Muitos analistas, no entanto, consideram os números do governo supervalorizados em relação à verdadeira desaceleração da economia, com um pano de fundo de indicadores de atividade alarmistas.

As estatísticas mensais publicadas nesta segunda-feira apontam um cenário lento da conjuntura.

O BNS classificou de “leve” a desaceleração do crescimento, mas o porta-voz do organismo oficial de estatísticas reconheceu que “o entorno econômico interno e externo continua sendo complicado”.

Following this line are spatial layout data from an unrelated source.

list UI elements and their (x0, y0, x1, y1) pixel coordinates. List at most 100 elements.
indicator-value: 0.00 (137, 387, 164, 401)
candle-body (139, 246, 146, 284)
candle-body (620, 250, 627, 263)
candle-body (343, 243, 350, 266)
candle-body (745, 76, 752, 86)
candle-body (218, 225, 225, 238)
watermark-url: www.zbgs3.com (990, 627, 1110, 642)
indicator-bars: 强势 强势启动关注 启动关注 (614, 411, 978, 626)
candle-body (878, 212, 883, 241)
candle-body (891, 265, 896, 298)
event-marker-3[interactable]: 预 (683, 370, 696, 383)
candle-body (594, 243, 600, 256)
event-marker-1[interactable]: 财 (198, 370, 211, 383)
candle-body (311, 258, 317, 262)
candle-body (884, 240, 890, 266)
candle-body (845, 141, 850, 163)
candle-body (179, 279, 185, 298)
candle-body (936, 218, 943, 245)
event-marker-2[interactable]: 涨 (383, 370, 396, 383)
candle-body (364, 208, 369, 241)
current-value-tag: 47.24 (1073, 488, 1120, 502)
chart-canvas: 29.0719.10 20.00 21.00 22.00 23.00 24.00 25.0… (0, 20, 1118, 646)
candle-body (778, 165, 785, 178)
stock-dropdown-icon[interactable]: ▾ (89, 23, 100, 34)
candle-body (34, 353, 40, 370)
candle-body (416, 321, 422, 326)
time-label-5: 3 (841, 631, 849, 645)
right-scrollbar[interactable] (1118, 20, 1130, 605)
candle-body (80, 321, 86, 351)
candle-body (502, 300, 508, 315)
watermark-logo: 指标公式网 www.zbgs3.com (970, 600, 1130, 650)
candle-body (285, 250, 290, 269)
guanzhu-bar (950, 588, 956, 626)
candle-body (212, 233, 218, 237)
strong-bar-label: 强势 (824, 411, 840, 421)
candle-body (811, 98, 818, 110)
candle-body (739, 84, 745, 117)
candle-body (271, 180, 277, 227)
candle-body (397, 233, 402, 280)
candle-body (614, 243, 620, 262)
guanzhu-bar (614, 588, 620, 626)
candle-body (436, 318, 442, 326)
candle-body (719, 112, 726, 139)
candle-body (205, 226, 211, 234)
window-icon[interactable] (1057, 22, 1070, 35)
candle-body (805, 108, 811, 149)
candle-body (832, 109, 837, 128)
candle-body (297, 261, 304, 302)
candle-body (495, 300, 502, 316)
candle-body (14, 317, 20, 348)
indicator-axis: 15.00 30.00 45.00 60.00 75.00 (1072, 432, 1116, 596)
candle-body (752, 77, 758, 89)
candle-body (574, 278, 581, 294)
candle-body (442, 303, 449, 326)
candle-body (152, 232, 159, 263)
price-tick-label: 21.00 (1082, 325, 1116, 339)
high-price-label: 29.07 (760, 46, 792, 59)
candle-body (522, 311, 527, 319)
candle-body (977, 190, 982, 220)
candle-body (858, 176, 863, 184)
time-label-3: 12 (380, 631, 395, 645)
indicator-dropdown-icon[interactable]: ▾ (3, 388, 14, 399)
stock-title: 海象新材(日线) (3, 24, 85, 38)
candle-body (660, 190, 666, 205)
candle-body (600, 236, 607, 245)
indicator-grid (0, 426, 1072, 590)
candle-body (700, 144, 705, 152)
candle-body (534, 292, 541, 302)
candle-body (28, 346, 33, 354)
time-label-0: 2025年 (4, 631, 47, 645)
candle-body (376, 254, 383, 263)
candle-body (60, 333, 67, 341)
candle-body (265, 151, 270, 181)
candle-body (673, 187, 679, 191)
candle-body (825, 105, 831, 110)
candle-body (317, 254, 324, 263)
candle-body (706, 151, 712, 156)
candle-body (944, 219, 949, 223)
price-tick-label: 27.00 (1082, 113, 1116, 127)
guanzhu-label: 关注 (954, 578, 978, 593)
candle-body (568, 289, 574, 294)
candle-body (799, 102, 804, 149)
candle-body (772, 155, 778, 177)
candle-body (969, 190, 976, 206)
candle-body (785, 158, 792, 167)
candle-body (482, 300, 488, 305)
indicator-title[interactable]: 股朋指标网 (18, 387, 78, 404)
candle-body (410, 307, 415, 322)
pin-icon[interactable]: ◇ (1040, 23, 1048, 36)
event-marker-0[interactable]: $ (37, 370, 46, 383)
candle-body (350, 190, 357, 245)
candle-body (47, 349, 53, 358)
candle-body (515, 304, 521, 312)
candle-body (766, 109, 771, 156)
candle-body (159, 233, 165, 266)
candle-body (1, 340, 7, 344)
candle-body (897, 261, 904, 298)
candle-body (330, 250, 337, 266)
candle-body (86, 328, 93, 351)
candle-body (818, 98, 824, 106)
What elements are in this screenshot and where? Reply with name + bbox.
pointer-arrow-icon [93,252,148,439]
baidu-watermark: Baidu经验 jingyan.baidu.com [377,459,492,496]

“Persistem pressões de baixa do desenvolvimento econômico”, disse o porta-voz do BNS.

Em setembro, o índice em ritmo anual da produção industrial registrou aumento de 5,7%, muito abaixo do resultado de 6,12% de agosto.

As vendas varejistas, um termômetro do consumo residencial do país, registram uma leve aceleração, a 10,9% em ritmo anual.

Os investimentos em capital fixo – que refletem em particular os investimentos públicos em infraestruturas – registraram aumento, em ritmo anual, de 10,3% nos primeiros nove meses de 2015, o que indica uma desaceleração considerável.

O governo chinês destaca “a nova normalidade” de um crescimento menos vigoroso, consequência da política de buscar um novo equilíbrio econômico orientado para o consumo interno, os serviços e a alta tecnologia, em detrimento da indústria pesada e das exportações.

Mas os indicadores decepcionantes divulgados nesta segunda-feira confirmam as dificuldades do principal motor do crescimento econômico mundial e podem aumentar a inquietação, provocada pela forte queda nos últimos meses das Bolsas chinesas e por uma forte desvalorização do iuane.